Here’s where the tricks of the trade come in, and why it is on the client to be both skeptical of the data provided and have a realistic mindset.
Before you choose your partner, poke holes in the forecast delivered:
- Ask what assumptions were when they developed their forecast: There should be documented, well thought out assumptions.
- Be wary if one number is provided rather than a range: Unless Nostradamus works at this agency, they can’t be 100% certain of anything.
Once you choose a partner, you should be spending time before the first demand gen report determining:
- What success looks like in specific timeframes: This should be happening at both an overall business level and trickle down to specific campaigns.
- Appropriate date ranges for analyses: If you just brought on a partner, you were likely missing your numbers. Set a realistic ramp up with milestones and fair assumptions.

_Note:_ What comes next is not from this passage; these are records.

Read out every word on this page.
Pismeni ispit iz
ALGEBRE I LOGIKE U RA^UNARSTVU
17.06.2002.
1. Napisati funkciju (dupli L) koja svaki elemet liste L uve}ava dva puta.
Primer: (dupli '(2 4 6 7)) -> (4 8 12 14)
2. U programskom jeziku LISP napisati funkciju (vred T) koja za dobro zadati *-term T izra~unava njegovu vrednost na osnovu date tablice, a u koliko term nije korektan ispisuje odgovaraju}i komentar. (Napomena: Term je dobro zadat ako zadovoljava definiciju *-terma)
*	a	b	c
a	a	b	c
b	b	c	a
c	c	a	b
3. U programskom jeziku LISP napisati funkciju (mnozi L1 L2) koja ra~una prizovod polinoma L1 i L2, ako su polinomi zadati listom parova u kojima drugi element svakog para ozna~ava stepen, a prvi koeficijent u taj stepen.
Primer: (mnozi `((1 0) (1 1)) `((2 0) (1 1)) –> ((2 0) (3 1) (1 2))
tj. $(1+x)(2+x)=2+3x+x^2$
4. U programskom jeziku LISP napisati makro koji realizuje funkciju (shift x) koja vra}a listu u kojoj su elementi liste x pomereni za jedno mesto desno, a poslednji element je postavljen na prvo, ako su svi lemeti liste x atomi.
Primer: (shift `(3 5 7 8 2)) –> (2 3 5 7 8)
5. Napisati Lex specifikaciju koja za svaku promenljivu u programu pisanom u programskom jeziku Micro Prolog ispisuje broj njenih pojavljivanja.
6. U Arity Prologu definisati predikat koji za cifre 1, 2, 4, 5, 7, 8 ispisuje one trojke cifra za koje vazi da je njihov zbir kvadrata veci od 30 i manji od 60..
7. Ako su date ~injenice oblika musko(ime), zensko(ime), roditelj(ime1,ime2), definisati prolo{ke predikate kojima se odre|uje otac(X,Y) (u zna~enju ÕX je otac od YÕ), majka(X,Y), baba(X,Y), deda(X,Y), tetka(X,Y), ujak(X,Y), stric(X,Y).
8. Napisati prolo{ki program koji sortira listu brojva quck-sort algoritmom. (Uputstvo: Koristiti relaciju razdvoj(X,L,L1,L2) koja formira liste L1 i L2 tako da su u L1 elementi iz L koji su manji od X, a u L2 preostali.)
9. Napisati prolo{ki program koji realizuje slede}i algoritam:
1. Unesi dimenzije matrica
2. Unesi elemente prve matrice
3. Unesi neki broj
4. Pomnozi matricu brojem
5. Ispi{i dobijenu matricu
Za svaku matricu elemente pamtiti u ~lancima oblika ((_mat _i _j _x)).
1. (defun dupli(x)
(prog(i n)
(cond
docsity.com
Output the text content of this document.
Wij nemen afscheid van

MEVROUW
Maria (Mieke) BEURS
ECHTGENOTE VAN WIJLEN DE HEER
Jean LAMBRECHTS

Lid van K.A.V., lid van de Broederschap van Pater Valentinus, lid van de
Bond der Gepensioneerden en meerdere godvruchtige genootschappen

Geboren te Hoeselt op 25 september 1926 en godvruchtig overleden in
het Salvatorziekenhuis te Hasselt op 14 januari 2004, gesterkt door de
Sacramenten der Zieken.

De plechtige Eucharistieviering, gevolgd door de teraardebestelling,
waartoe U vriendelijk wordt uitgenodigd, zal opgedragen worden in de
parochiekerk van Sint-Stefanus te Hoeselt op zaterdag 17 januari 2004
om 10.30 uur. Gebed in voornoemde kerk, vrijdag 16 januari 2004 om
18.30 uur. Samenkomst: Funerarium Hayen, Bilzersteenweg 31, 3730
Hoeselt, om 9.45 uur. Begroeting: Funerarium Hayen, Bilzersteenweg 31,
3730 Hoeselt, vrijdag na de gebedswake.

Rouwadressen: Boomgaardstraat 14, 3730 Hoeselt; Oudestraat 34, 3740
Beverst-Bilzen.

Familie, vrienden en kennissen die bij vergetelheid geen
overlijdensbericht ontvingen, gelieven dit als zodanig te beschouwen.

- Attribution windows used in aggregate and by publisher: Some digital systems measure on a 30-day window, others on a 14-day window. Sometimes results are based on someone clicking an ad. Sometimes it’s based on an ad being served. You have a responsibility to your company to know the difference.
- Pre/post time periods: Make sure the noise is taken out of any longitudinal comparisons.
When live, be on the lookout for these reporting tricks:
- Digital media efficiency is improving, but your overall business is flat or down: This will be presented as a win. You need an all-in metrics (money in / money out). If there is no lift in your sales, you are failing.
- The agency is reporting on ancillary metrics: Why would your agency team focus on video views to 3 seconds? Because that’s likely a metric that looks better than your core KPIs. Ignore the bullshit.
- They’re reporting a percentage increase without raw numbers: If your sales go from 2 to 3, your percentage increase was 50%. Pretty impressive until you see the denominator.
- Digital media channels are ranked by attributed CPA: If your agency compares your retargeting CPA to your prospecting CPA, rethink your choices. Ranking channels based on attributed sales is a fool’s errand for many reasons. If you’re making buying decisions on that, then you’re the fool.
- More thought went into the appearance of the dashboard than the content: Performance dashboards are fine if they contain valuable and correct information. They’re also more beneficial if they’re reviewed by you. The more you push for nice-to-have metrics, the worse it will be and the less you will use it.
If you’d like to break the cycle with your startup, the best solution is to create an honest dialogue before and after a media partner comes on board. The next best thing is course correcting early.